Data management and transfer
Week 9 – lecture B
1 Introduction
1.1 Learning goals
- How you can manage your data and share it after publication
- How to transfer files between OSC and other computers like your own
- How to download files at the command-line
- How to manage file permissions
1.2 Getting ready
- At https://ondemand.osc.edu, start a VS Code session in
/fs/ess/PAS2880/users/$USER
2 Raw data management
In general, any type of raw data from your research is extremely valuable. There are the results of your experiment, and may have been labor-intensive and expensive to produce.
In the examples in this course, raw data has been in the form of FASTQ files. More generally with (epi)genomics and transcriptomics projects, your main piece of raw data will be a set of sequence files, most commonly in FASTQ format. However, similar principles apply with other types of data/files.
2.1 Key recommendations
Never delete your raw data. It doesn’t matter if you “finished” your downstream analyses, or produced processed FASTQ files that you personally find more useful: your ground truth will always be the raw data. These ensure that your results can be reproduced by yourself and others, and they allow for a modified re-analysis of the data after e.g. new methods or relevant data become available.
Keep multiple copies of your raw data. You should always keep two or more copies of your raw data, ideally in at least two different physical locations. So, even if your data mainly lives on OSC, also keep a copy elsewhere. And on OSC, you should never only store files in a scratch dir, since these dirs are periodically deleted.
Share your raw data publicly after publication. Most journals and funding agencies nowadays require that research data is made publicly available after publication of the results. While this is somewhat of a novelty for some types of data, sequencing data has long been expected to be shared publicly.
Also:
- Keep track of data provenance and metadata
- When and from where was the data obtained/received?

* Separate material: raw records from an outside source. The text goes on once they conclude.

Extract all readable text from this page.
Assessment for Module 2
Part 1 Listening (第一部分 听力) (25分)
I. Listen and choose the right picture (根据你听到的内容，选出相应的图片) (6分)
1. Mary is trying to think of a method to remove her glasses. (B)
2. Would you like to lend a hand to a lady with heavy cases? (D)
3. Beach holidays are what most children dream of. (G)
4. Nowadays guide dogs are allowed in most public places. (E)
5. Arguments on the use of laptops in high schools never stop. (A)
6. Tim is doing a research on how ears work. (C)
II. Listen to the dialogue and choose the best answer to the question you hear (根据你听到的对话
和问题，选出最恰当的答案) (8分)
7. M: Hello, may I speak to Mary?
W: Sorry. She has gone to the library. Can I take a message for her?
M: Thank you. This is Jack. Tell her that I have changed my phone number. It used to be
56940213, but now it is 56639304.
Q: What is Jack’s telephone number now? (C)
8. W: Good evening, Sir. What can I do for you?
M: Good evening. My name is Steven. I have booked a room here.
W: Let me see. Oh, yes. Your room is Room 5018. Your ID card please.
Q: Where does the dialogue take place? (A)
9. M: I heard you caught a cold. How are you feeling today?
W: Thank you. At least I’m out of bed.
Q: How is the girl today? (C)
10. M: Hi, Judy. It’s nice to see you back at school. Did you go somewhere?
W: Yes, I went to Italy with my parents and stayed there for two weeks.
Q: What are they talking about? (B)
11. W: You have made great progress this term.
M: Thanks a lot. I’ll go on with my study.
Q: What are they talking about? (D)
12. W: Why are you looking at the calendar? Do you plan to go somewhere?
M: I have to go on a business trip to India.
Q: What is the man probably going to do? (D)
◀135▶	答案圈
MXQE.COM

- What metadata exists for each sample?
- Use standard and preferably plain-text file formats
- To avoid accidents, consider making your data read-only with file permissions (covered below)
- After downloading or when sharing key data, consider using “checksums” to check that files were transferred entirely (bonus material)
- Keep track of data provenance and metadata
2.2 Details about sharing data and other files
By the end of 2025, all federally-funded research must make articles and data publicly available immediately upon journal publication with no waiting periods allowed.
— Federal Research Policy Guide from OSU’s Enterprise for Research, Innovation and Knowledge
Platforms for sharing data
- Raw sequences from high-throughput sequencing, such as FASTQ files, must be uploaded to NCBI’s Sequence Read Archive (SRA)
- Some results should also be uploaded to NCBI, such as genome assemblies and annotations, and gene expression count tables (Geno Expression Omnibus, GEO)
- (Other) results and data can, and are increasingly required to upon publication, be shared via general data repositories like Dryad and Zenodo
- Code can be shared via GitHub (or similar platforms like GitLab and Bitbucket), ideally with a permanent Digital Object Identifier (DOI) via Zenodo’s GitHub integration 1
Data Management Plans (DMPs), which specify how you are planning to manage and share your data, have recently also become required by major funding agencies:
A DMP is currently required for all competitive grant programs of the United States Department of Agriculture and the National Science Foundation.
— Grünwald et al. (2024)
For more and OSU-specific information about data management and sharing, OSU’s Research Commons has guides and offers consultations.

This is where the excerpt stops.